Running artic-tools check_vcf ends up on a Segmentation fault (core dumped) when reading the empty VCF:

$ artic-tools check_vcf --summaryOut barcode91.vcfreport.txt --vcfOut barcode91.merged.filtered.vcf barcode91.merged.vcf.gz primer_schemes/SARS-CoV-2/V1200/SARS-CoV-2.scheme.bed
[12:35:34] [artic-tools::check_vcf] starting VCF checker
[12:35:34] [artic-tools::check_vcf] reading scheme
[12:35:34] [artic-tools::check_vcf] collecting scheme stats
[12:35:34] [artic-tools::check_vcf]     primer scheme file: primer_schemes/SARS-CoV-2/V1200/SARS-CoV-2.scheme.bed
[12:35:34] [artic-tools::check_vcf]     reference sequence: MN908947.3
[12:35:34] [artic-tools::check_vcf]     number of pools:    2
[12:35:34] [artic-tools::check_vcf]     number of primers:  58 (includes 0 alts)
[12:35:34] [artic-tools::check_vcf]     minimum primer size:    22
[12:35:34] [artic-tools::check_vcf]     maximum primer size:    30
[12:35:34] [artic-tools::check_vcf]     number of amplicons:    29
[12:35:34] [artic-tools::check_vcf]     mean amplicon size: 1091
[12:35:34] [artic-tools::check_vcf]     maximum amplicon size:  1177
[12:35:34] [artic-tools::check_vcf]     scheme ref. span:   30-29790
[12:35:34] [artic-tools::check_vcf]     scheme overlaps:    6.5591393%
[12:35:34] [artic-tools::check_vcf] setting parameters
[12:35:34] [artic-tools::check_vcf]     output report: barcode91.vcfreport.txt
[12:35:34] [artic-tools::check_vcf]     filtering variants: true
[12:35:34] [artic-tools::check_vcf]     output VCF: barcode91.merged.filtered.vcf
[12:35:34] [artic-tools::check_vcf]     minimum quality threshold: 10.0
[12:35:34] [artic-tools::check_vcf] reading VCF file
Segmentation fault (core dumped)

[Coppini]

Running with artic-tools==0.3.1 fixes the artic-tools check_vcf error on artic==1.3.0-dev.

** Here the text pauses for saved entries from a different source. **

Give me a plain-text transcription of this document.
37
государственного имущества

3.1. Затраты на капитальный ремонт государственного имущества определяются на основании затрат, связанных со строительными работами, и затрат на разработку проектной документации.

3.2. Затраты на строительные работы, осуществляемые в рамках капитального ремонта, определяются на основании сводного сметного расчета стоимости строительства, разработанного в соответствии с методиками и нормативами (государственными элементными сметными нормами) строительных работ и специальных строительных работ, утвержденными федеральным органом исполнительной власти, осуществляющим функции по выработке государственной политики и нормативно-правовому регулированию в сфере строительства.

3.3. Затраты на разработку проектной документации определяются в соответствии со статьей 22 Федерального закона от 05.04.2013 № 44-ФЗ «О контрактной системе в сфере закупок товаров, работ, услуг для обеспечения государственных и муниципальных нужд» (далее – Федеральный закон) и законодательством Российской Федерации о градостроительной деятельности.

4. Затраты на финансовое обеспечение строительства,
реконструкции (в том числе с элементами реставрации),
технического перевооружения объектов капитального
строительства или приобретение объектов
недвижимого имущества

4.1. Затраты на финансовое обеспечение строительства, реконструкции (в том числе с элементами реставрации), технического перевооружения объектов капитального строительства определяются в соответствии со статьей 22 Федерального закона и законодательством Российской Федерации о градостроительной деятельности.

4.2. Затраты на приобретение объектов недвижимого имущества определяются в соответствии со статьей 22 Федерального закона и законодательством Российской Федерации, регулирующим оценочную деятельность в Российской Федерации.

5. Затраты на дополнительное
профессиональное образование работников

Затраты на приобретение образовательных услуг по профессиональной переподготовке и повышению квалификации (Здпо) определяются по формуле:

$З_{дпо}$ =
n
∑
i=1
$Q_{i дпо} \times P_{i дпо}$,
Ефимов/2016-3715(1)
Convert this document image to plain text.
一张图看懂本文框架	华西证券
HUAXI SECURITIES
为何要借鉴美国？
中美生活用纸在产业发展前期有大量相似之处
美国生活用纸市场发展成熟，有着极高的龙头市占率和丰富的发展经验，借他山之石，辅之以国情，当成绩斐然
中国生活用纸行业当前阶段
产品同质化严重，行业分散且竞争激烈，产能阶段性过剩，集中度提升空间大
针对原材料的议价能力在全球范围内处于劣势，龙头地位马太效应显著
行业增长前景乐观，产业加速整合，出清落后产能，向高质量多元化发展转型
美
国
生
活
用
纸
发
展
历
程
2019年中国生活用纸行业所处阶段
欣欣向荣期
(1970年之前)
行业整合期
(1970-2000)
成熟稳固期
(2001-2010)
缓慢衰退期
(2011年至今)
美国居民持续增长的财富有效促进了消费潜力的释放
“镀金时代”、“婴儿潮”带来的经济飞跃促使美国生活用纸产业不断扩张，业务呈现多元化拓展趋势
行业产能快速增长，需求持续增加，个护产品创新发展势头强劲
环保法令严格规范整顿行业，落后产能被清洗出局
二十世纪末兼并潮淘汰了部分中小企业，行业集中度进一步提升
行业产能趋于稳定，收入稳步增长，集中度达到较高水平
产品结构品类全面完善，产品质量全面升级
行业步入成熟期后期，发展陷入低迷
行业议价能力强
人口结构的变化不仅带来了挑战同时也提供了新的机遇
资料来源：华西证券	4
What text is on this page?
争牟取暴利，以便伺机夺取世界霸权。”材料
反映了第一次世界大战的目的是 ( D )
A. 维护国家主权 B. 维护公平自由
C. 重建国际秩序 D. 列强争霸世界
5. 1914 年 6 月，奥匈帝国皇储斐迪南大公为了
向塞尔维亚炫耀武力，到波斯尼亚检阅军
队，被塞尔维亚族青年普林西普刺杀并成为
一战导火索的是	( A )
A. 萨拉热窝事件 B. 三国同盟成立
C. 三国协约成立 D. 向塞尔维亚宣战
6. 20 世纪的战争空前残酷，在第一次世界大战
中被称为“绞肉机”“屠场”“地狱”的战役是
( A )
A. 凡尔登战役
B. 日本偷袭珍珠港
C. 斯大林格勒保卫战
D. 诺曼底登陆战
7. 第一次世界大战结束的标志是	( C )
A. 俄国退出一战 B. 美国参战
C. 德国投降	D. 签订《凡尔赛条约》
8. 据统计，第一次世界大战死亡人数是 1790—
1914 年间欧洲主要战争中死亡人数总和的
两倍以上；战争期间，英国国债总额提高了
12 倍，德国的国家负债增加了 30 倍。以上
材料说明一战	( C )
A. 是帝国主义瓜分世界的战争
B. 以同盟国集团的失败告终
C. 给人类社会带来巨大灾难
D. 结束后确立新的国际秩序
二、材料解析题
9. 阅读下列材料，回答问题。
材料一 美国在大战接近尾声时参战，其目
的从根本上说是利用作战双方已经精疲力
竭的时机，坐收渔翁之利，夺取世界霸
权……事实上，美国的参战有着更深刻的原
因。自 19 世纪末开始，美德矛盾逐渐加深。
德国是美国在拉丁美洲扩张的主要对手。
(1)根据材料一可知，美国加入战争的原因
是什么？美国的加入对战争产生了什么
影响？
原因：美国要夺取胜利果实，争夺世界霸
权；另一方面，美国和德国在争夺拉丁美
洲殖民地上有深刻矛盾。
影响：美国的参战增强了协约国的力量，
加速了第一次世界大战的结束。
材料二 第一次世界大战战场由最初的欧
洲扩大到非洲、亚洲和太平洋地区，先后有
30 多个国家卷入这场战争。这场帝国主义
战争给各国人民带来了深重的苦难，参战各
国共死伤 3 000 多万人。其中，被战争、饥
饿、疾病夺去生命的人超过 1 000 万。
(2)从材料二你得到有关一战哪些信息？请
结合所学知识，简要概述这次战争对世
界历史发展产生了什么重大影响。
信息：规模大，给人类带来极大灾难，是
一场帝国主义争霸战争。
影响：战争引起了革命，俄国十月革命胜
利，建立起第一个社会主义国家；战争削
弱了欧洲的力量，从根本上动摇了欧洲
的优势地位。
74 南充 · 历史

It might be just a matter of updating the artic-tools dependency to the newest version.

[Coppini]

On v1.2.1, the problem is on Longshot

On v1.3.0, this is actually a duplicate of https://github.com/artic-network/fieldbioinformatics/issues/88

[knewl]

The above error is occurring regularly using ARTIC v1.2.4 in samples with very low coverage (roughly 0 to 5 aligned reads).

Command failed:longshot -P 0 -F -A --no_haps --bam sample_name.primertrimmed.rg.sorted.bam --ref primer-schemes/SARS-CoV-2/V5.3.2/SARS-CoV-2.reference.fasta --out sample_name.merged.vcf --potential_variants sample_name.merged.vcf.gz

As mentioned above, a solution would be to remove the '-A' (automatic max coverage) flag from the longshot command or to make it optional.